Однажды он позвонил нам с мамой, чтобы поздравить меня с Днем рождения. Мы поговорили с ним минут двадцать, и он спросил, дома ли она. Я хохотнула и якобы в шутку сказала, что ревную его к ней. Он ответил: «И не зря. Но Поля, я тебя вообще ко всем ревную… И закончим этот разговор. Дашь мне ее на минутку?» Я шутила, смеялась его шуткам, пока мы прощались. Передав трубку маме, я заперлась в ванной и кусала губы до крови, думая о чем он с ней разговаривает. Ненавижу его, он даже при родных часто позволял себе заявить, что его тетя ему даже очень нравится как женщина. Подумать только, каков нахал!
Вот и в этот раз я сидела в его комнате, вела светскую беседу с Арабеллой, мучаясь мыслями о том, почему он так быстро выпустил меня из рук, когда обнимал, почему он сейчас не сидит возле меня, в каком углу квартиры он сейчас находится, почему моя мама смеется, и почему я ревную его к ней. Ведь он мой, давно только мой – и у нас есть секреты ото всех, но не друг от друга. Мы заодно, мы соучастники, он мой, он по мне скучал, он хочет сейчас быть рядом, я знаю! Но он смотрит мамины фотографии из отпуска, внимательно и с неподдельным интересом, не спеша, листает эти чертовы фотографии, рассматривая каждую из них даже внимательней, чем того требует вежливость, и слушает пояснения. Почему он не стремится остаться со мной наедине поскорее? Почему, почему так, я не понимаю!

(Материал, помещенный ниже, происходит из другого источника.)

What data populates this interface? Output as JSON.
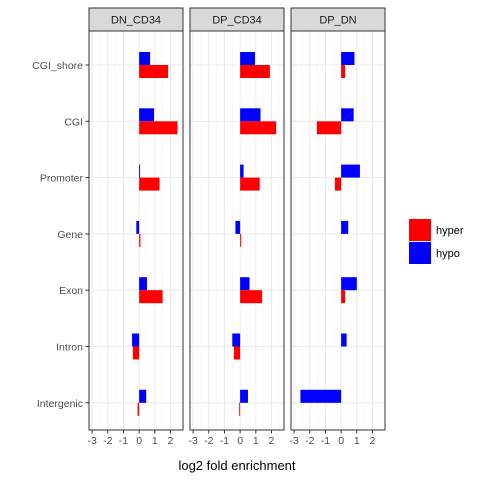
{
  "chart_data": {
    "type": "bar",
    "orientation": "horizontal",
    "facets": [
      "DN_CD34",
      "DP_CD34",
      "DP_DN"
    ],
    "categories": [
      "CGI_shore",
      "CGI",
      "Promoter",
      "Gene",
      "Exon",
      "Intron",
      "Intergenic"
    ],
    "xlabel": "log2 fold enrichment",
    "xlim": [
      -3.2,
      2.8
    ],
    "xticks": [
      -3,
      -2,
      -1,
      0,
      1,
      2
    ],
    "xtick_labels": [
      "-3",
      "-2",
      "-1",
      "0",
      "1",
      "2"
    ],
    "grid": true,
    "legend": {
      "position": "right",
      "entries": [
        {
          "name": "hyper",
          "color": "#ff0000"
        },
        {
          "name": "hypo",
          "color": "#0000ff"
        }
      ]
    },
    "series": [
      {
        "name": "hyper",
        "color": "#ff0000",
        "values": {
          "DN_CD34": [
            1.85,
            2.45,
            1.3,
            0.08,
            1.5,
            -0.4,
            -0.1
          ],
          "DP_CD34": [
            1.9,
            2.3,
            1.25,
            0.07,
            1.4,
            -0.4,
            -0.06
          ],
          "DP_DN": [
            0.25,
            -1.55,
            -0.4,
            0.0,
            0.25,
            0.0,
            0.0
          ]
        }
      },
      {
        "name": "hypo",
        "color": "#0000ff",
        "values": {
          "DN_CD34": [
            0.7,
            0.95,
            0.06,
            -0.18,
            0.5,
            -0.45,
            0.45
          ],
          "DP_CD34": [
            0.95,
            1.3,
            0.22,
            -0.3,
            0.6,
            -0.5,
            0.5
          ],
          "DP_DN": [
            0.85,
            0.8,
            1.2,
            0.45,
            1.0,
            0.35,
            -2.6
          ]
        }
      }
    ]
  }
}
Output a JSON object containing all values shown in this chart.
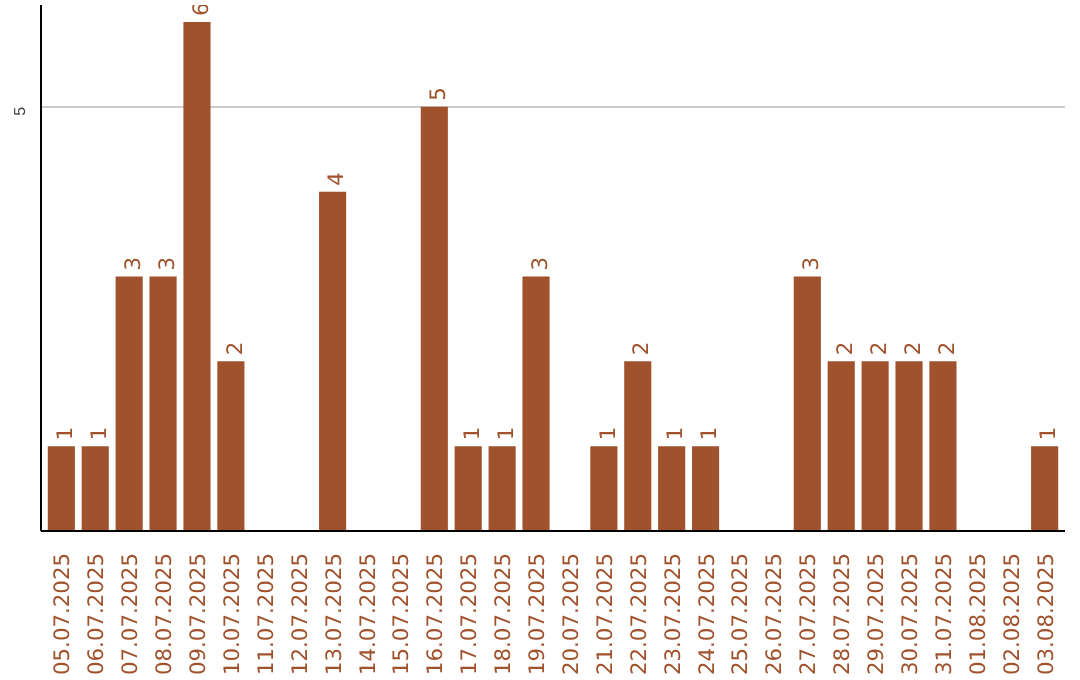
{
  "chart_data": {
    "type": "bar",
    "categories": [
      "05.07.2025",
      "06.07.2025",
      "07.07.2025",
      "08.07.2025",
      "09.07.2025",
      "10.07.2025",
      "11.07.2025",
      "12.07.2025",
      "13.07.2025",
      "14.07.2025",
      "15.07.2025",
      "16.07.2025",
      "17.07.2025",
      "18.07.2025",
      "19.07.2025",
      "20.07.2025",
      "21.07.2025",
      "22.07.2025",
      "23.07.2025",
      "24.07.2025",
      "25.07.2025",
      "26.07.2025",
      "27.07.2025",
      "28.07.2025",
      "29.07.2025",
      "30.07.2025",
      "31.07.2025",
      "01.08.2025",
      "02.08.2025",
      "03.08.2025"
    ],
    "values": [
      1,
      1,
      3,
      3,
      6,
      2,
      0,
      0,
      4,
      0,
      0,
      5,
      1,
      1,
      3,
      0,
      1,
      2,
      1,
      1,
      0,
      0,
      3,
      2,
      2,
      2,
      2,
      0,
      0,
      1
    ],
    "value_labels": [
      "1",
      "1",
      "3",
      "3",
      "6",
      "2",
      null,
      null,
      "4",
      null,
      null,
      "5",
      "1",
      "1",
      "3",
      null,
      "1",
      "2",
      "1",
      "1",
      null,
      null,
      "3",
      "2",
      "2",
      "2",
      "2",
      null,
      null,
      "1"
    ],
    "color": "#a0522d",
    "ylim": [
      0,
      6.2
    ],
    "yticks": [
      5
    ],
    "grid": "y"
  }
}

Закончив разговаривать с моей мамой, он пошел резать хлеб на кухне. Я осталась в его комнате одна, ходила там взад вперед, кусая губы и неровно дыша, - пыталась придумать, чем бы себя пока занять, чтоб не видеть его. И почему каждый раз при встрече с ним я начинаю вести себя, как полная идиотка??? Стесняюсь, краснею, не знаю что сказать, теряюсь, становлюсь суетливой и неуклюжей! Ненавижу себя. Ненавижу его за все, что я делаю не так!

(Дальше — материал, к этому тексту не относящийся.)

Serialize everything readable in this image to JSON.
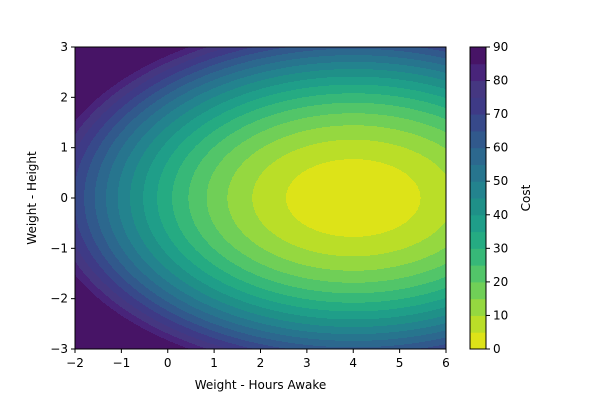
{
  "chart_data": {
    "type": "contourf",
    "xlabel": "Weight - Hours Awake",
    "ylabel": "Weight - Height",
    "colorbar_label": "Cost",
    "xlim": [
      -2,
      6
    ],
    "ylim": [
      -3,
      3
    ],
    "x_ticks": [
      -2,
      -1,
      0,
      1,
      2,
      3,
      4,
      5,
      6
    ],
    "x_tick_labels": [
      "−2",
      "−1",
      "0",
      "1",
      "2",
      "3",
      "4",
      "5",
      "6"
    ],
    "y_ticks": [
      -3,
      -2,
      -1,
      0,
      1,
      2,
      3
    ],
    "y_tick_labels": [
      "−3",
      "−2",
      "−1",
      "0",
      "1",
      "2",
      "3"
    ],
    "levels": [
      0,
      5,
      10,
      15,
      20,
      25,
      30,
      35,
      40,
      45,
      50,
      55,
      60,
      65,
      70,
      75,
      80,
      85,
      90
    ],
    "colorbar_ticks": [
      0,
      10,
      20,
      30,
      40,
      50,
      60,
      70,
      80,
      90
    ],
    "colorbar_tick_labels": [
      "0",
      "10",
      "20",
      "30",
      "40",
      "50",
      "60",
      "70",
      "80",
      "90"
    ],
    "minimum": {
      "x": 4,
      "y": 0,
      "cost": 1
    },
    "colormap": "viridis_r",
    "colors": [
      "#dde318",
      "#bade28",
      "#95d840",
      "#70cf57",
      "#52c569",
      "#37b878",
      "#25ab82",
      "#1f9e89",
      "#1f9088",
      "#23838e",
      "#27758e",
      "#2c688e",
      "#31598c",
      "#37498a",
      "#3e3a86",
      "#453781",
      "#48247a",
      "#471466",
      "#2a0f3c"
    ]
  }
}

Наконец, мы сели за стол. Помянули дядю Янка, выпили. Домашнее вино Арабеллы обожгло горло и скользнуло в грудь, оставив за собой горячий след. Всего два маленьких глотка, но у меня кружится голова… Мне не спокойно, так не спокойно. Тревожно, при этом приятно. Мама рассказывает последние сплетни из ее театра, Арабелла смеется, Влад ковыряет вилкой в тарелке, я покусываю свой крестик. Мама, не прекращая рассказа и не поворачивая голову ко мне, своей рукой дергает цепочку у меня на шее, и крестик выскальзывает из моих губ. Только тогда я замечаю, что я грызла его, не отдавая себе отчета в том, что делаю. Опять покраснела. Смущенно улыбаюсь. Как дура, опять. С ума сойти. Допиваю вино в своем бокале, чувствую себя абсолютно пьяной. Влад украдкой смотрит на меня. Не улыбается. О чем он думает? Ох, я не хочу знать…

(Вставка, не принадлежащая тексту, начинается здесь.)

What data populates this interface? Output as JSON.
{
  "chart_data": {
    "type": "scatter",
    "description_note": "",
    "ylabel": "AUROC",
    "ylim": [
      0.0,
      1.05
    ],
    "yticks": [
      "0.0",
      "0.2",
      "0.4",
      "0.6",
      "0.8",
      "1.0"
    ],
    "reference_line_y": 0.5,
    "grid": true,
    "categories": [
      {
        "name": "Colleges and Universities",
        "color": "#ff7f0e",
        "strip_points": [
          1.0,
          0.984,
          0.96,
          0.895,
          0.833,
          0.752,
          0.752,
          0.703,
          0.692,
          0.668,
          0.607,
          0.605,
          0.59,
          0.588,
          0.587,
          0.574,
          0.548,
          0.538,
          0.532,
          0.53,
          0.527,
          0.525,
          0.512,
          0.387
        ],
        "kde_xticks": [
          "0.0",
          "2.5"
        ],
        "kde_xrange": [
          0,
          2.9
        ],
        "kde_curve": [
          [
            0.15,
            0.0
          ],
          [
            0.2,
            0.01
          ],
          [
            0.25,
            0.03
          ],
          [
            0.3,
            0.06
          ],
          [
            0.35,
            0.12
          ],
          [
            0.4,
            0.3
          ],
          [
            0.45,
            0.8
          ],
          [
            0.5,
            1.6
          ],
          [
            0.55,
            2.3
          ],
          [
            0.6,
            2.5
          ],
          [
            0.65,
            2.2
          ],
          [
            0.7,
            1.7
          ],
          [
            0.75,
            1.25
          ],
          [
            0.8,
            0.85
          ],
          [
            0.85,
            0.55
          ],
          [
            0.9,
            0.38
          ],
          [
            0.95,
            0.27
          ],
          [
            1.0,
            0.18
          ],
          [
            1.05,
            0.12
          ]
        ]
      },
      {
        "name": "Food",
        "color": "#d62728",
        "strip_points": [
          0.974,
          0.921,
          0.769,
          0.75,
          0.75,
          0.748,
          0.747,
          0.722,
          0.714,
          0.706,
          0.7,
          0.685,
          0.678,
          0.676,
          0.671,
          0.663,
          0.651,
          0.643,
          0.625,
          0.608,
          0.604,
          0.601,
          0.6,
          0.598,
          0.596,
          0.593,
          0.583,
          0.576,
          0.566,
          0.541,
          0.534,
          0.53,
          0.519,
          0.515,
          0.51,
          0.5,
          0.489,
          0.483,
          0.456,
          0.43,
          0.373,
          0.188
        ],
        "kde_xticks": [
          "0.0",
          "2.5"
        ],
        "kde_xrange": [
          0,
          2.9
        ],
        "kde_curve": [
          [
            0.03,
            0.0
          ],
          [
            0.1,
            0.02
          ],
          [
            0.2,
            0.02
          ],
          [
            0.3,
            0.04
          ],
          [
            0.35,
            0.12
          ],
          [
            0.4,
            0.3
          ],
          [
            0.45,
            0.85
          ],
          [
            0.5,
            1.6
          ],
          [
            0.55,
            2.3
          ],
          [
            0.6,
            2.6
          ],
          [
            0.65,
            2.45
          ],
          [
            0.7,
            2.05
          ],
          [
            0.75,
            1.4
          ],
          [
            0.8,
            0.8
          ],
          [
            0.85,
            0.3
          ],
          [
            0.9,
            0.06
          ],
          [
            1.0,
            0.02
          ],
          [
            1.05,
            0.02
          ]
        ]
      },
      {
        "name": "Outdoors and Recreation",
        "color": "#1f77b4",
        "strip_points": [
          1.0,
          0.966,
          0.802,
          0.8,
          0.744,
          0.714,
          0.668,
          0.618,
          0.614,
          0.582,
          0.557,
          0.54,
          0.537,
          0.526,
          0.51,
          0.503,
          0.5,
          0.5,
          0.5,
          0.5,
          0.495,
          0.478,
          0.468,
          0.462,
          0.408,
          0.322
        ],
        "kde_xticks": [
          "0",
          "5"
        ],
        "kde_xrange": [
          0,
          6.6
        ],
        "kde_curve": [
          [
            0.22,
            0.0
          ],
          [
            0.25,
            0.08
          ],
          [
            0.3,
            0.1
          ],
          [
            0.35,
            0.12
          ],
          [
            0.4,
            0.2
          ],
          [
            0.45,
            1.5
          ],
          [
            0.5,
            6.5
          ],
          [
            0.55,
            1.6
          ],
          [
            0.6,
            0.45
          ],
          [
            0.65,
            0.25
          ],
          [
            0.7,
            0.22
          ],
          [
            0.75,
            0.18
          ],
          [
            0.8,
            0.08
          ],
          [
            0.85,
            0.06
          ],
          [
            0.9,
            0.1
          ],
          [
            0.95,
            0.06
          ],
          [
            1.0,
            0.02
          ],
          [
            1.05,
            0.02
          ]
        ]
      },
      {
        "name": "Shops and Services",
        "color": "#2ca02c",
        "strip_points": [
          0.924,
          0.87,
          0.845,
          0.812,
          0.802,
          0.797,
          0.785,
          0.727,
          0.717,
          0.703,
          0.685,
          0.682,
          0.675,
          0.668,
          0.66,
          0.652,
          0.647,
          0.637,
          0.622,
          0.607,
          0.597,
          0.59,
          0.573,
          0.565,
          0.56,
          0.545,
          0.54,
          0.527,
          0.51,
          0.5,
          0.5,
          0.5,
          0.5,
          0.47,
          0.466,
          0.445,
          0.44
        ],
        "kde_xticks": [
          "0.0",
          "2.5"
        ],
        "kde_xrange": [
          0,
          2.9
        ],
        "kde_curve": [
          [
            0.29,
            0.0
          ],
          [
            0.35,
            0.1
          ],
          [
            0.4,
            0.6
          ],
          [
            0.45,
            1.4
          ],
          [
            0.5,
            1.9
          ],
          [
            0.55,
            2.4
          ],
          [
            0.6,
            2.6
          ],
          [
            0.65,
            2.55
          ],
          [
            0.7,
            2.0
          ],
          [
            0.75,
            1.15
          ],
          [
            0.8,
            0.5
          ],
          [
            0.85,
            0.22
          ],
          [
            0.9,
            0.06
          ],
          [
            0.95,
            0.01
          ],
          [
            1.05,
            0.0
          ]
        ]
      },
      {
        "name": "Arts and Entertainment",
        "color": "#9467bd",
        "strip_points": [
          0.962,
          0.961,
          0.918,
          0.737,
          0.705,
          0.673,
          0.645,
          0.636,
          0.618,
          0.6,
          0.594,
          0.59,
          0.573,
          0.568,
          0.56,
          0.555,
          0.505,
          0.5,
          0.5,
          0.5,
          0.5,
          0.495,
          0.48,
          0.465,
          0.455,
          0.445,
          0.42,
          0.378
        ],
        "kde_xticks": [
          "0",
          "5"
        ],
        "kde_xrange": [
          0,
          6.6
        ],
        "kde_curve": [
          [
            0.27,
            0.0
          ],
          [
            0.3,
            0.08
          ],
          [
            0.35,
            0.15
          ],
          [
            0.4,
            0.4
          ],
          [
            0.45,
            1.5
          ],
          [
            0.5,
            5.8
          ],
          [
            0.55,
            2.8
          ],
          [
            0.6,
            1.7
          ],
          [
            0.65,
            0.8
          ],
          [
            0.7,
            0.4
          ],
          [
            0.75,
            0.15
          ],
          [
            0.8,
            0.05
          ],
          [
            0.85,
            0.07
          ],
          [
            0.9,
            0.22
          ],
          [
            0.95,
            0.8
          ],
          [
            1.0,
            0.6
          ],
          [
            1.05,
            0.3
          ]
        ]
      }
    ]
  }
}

Ближе к вечеру к Арабелле приехали Дана с Марысей, Мирра и дядя Богдан. Оставив родителей с их кислыми разговорами о прошлом, мы вчетвером пошли гулять по вечернему Львову. Город благоухал и парился, было уже темно и тепло, как в летнюю ночь. Дана болтала без умолку, как радио. И слава Богу! Марыся почти все время молчала, я старалась поддерживать «беседу». Тем временем Влад обнимал меня за талию, идя рядом, и его рука то и дело скользила по моей спине к шее, от лопаток вниз, ниже, по бедрам и ягодицам. Дана говорила, шутила, смеялась шуткам Влада, задавала ему вопросы, а его горячая ладонь то и дело скользила по моему бедру вперед, он цеплялся пальцами за мой пояс, засовывал горячую ладонь в передний карман моих джинсов, так глубоко, что тепло его руки обжигало меня. Быстро шагая по давно исхоженным вдоль и поперек улицам, идя давно заученными наизусть маршрутами, я не ориентировалась на местности, понятия не имела, где я вообще нахожусь, что это за щебет, и почему Влад, шедший слева, не обернет меня сейчас к себе лицом и не поцелует. Я не пыталась даже бороться со своими желаниями, временами закрывала глаза – совершенно непроизвольно. Я наслаждалась этой незаметной для всех лаской, сгорая от желания, сходя с ума от того, что во время ходьбы он обвивал рукой весь мой стан, сильно прижимая мои бедра к своим, не стесняясь гладил меня, клал свои горячие пальцы прямо под мою грудь, держал меня так, что моя правая грудь нависала над его рукой, касалась его горячих пальцев, а вокруг сосков у меня становилось тепло, - так тепло, что это ощущение доходило в иные моменты до жжения.
Вы даже представить себе не можете, насколько мне всегда было все равно, что подумают люди, как меня будет мучить совесть, как я буду смотреть в глаза Жене, Миле, маме, что будет с моей душой после смерти, что будет дальше вообще – все это меня никогда ни капли не интересует в моменты, когда он проводит горячей грубой ладонью по любому участку моего тела. И мне плевать, как на нас смотрят наши родные, когда он идет со мной по улице, сомкнув свою ладонь с моей в замочек. Когда я ощущаю рельефы его линий на руке в то время, когда он касается моей ладони, все вообще теряет смысл, мои пальцы начинают нервно подрагивать, губы наливаются кровью, и я ощущаю, что между ног у меня стало влажно. То же самое происходит, когда мы сидим далеко друг от друга, Влад рассказывает что-либо и вдруг смотрит мне в глаза – как-то глубже, чем обычно, глубже и пристальней, чем умеют все другие люди; так, как только он может посмотреть - только в мои глаза. В этот момент мне становится все ясно; тогда я знаю: его помыслы сейчас ничуть не отличаются от моих.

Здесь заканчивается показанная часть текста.